One can postulate conditions where 100 lead balls have a weight of (very close to) zero.

Perhaps you meant mass?

EXCEPT there is a rule that the total voltage drop across a circuit and the supply voltage MUST be equal - and when you connect a voltmeter across the open portion of the circuit you WILL read source voltage - so BY DEFINITION it is a "voltage drop" without current flow.

Oh, please, stop with the nonsense. Apparently you never took high school physics either. That type of question is a typical one found on physics tests covering Newton's Laws. Cannon gets fired, ball goes up in the air, object gets dropped. Calculate the velocity, the height, etc. It's on the physics SATs. They don't preface the whole damn thing with a page of disclaimers about not including the motion of the earth, the universe, realtivity considerations, etc. Did you go to school with Rafters?

If there is theoretically a circuit, yes. If all you have is a battery and some wires - which are not connected - then no. As soon as you describe it as a circuit - yes..

ferget it!!! It's like a bunch of theologians arguing about how many angels can dance on the point of a pin.

Bend the pin into a circle and it becomes pointless - - - -

FromTheRafters wrote in news:niklfm$kju$1 @news.albasani.net:

That is incorrect. In the equation D = RT, if D and R are both zero, T can -- and must -- be any finite number (e.g. if T = 5 and R = 0, then D = RT = 0 * 5 = 0). The one thing T *cannot* be is infinite: zero times "infinity" is what we call in mathematics an "indeterminate form" that cannot be evaluated algebraically.

Correct, but not relevant to the equation D = RT which is *not* the same thing:

-- D = RT is defined for all real values of all three variables

-- T = D / R is defined for all real values of D and T, and non-zero values of R

Time is not infinite in this equation; as explained above, T must be a finite value.

You can't get around it *with* calculus either.

More nonsense. It does not appear that you ever actually had a course in calculus; at any rate, you certainly didn't *pass* it...

And when either I or R *equals* zero, so does E.

That depends on how it's expressed. As V = IR, zero values are perfectly legitimate.

I'm not getting into *that* argument. I'm just trying to correct the complete and utter nonsense you've been spouting about algebra.

snipped-for-privacy@snyder.on.ca has brought this to us :

It's not a circuit unless there is continuity "open circuit" is a misnomer. When you put the multimeter across the open (gap) the internal resistance of the meter completes the circuit and you read the 'voltage drop' across that internal resistance which tells you what the supply voltage is, because as you said, they must be equal.

FromTheRafters wrote in news:niklg0$kke$1 @news.albasani.net:

What, you mean your point is that you're wrong? You just stated "you can take any two known quantities [in Ohm's Law] and calculate the third". I just showed that's not true.

Moreover, you're missing the point here rather badly. Given V = IR, with I = 0, it's not possible to calculate any specific value for R precisely because *any finite value* multiplied by zero is still zero.

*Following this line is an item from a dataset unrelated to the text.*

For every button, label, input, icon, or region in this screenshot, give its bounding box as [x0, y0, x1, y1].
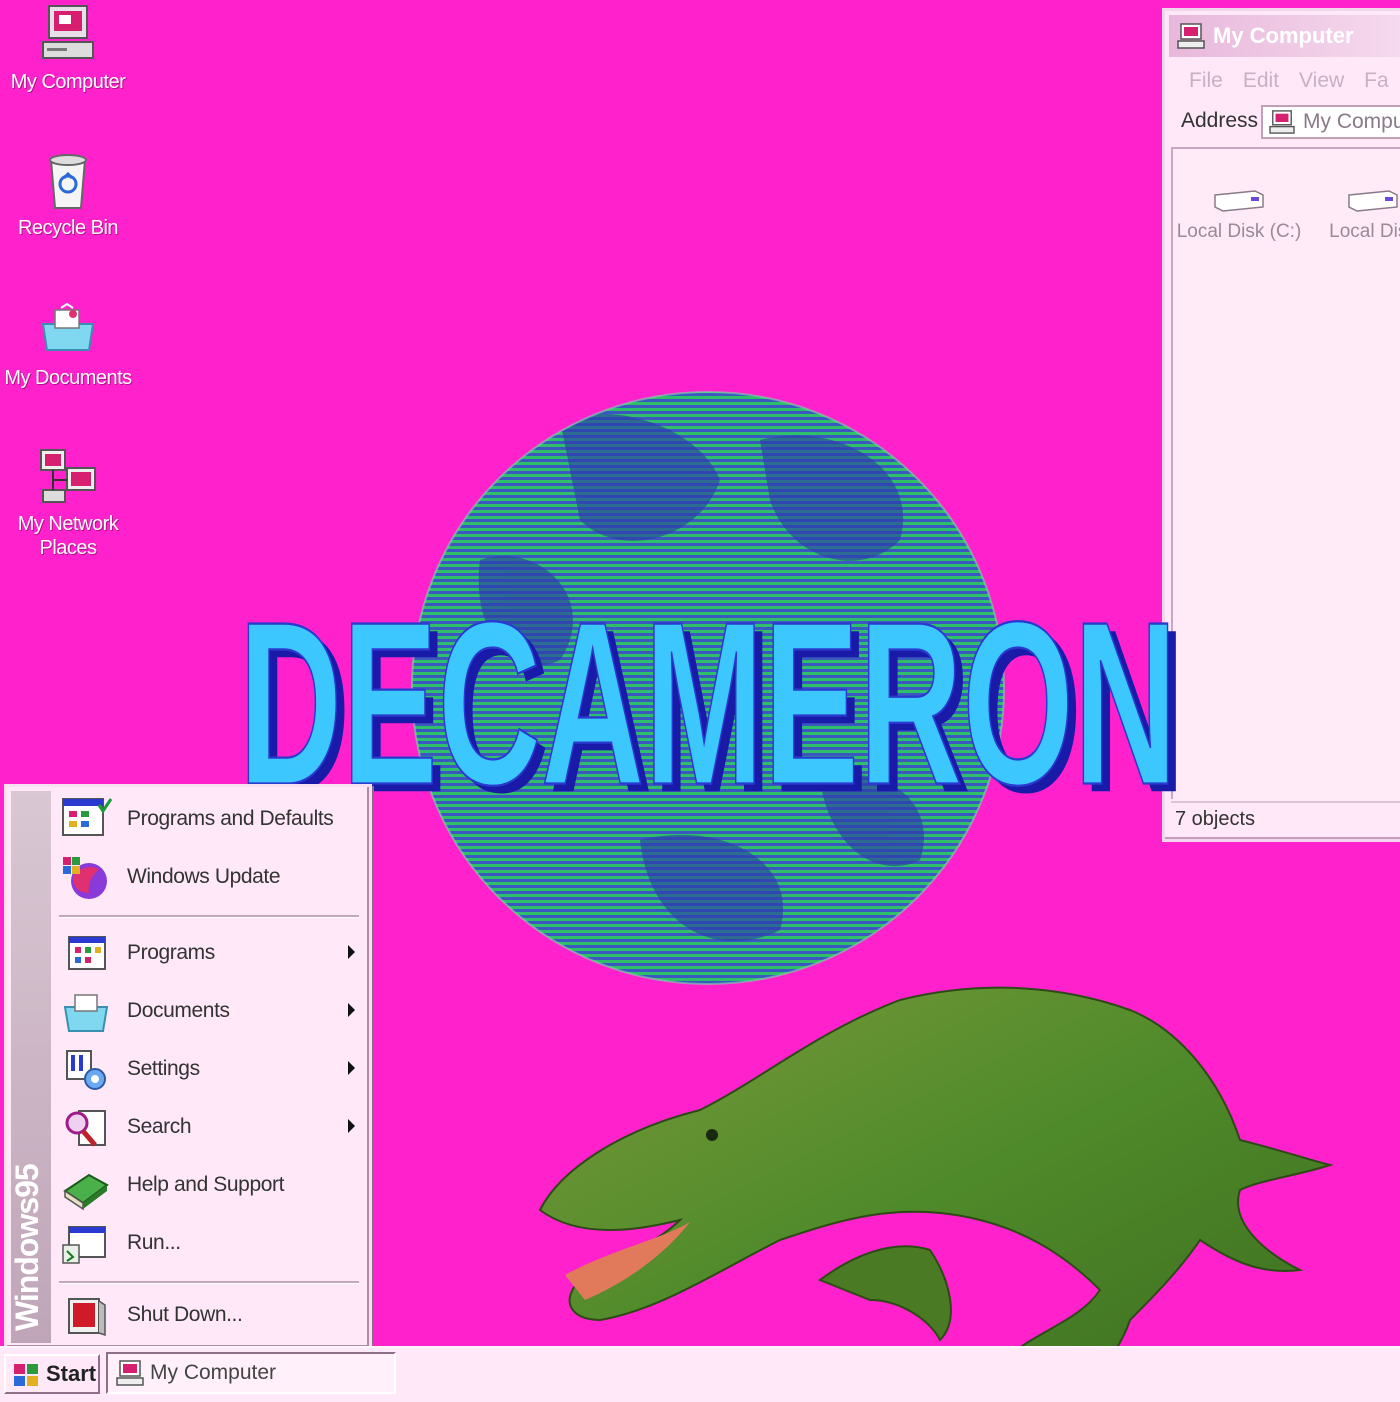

If V = 0 and I = 0, R could be anything at all -- but that doesn't mean that Ohm's Law doesn't work. Rather, it confirms that Ohm's Law *does* work, because the physical representation of 0 = 0R is that no matter what the resistance is, if there's no potential difference no current will flow.

I suppose I'd agree with that statement -- but I'm not sure you realize that there does not have to be current for there to be a potential difference.

It's *your understanding* of Ohm's Law, and of junior high school algebra, that are broken.

False. This is an impossible situation. If current is zero, then voltage *must be* zero; conversely, if voltage is non-zero, then current and resistance must both be non-zero also.

You don't bolster your argument at all by reposting a question asked by someone as ignorant of basic algebra as yourself, especially when you clearly failed to read and understand the many correct explanations in the answers.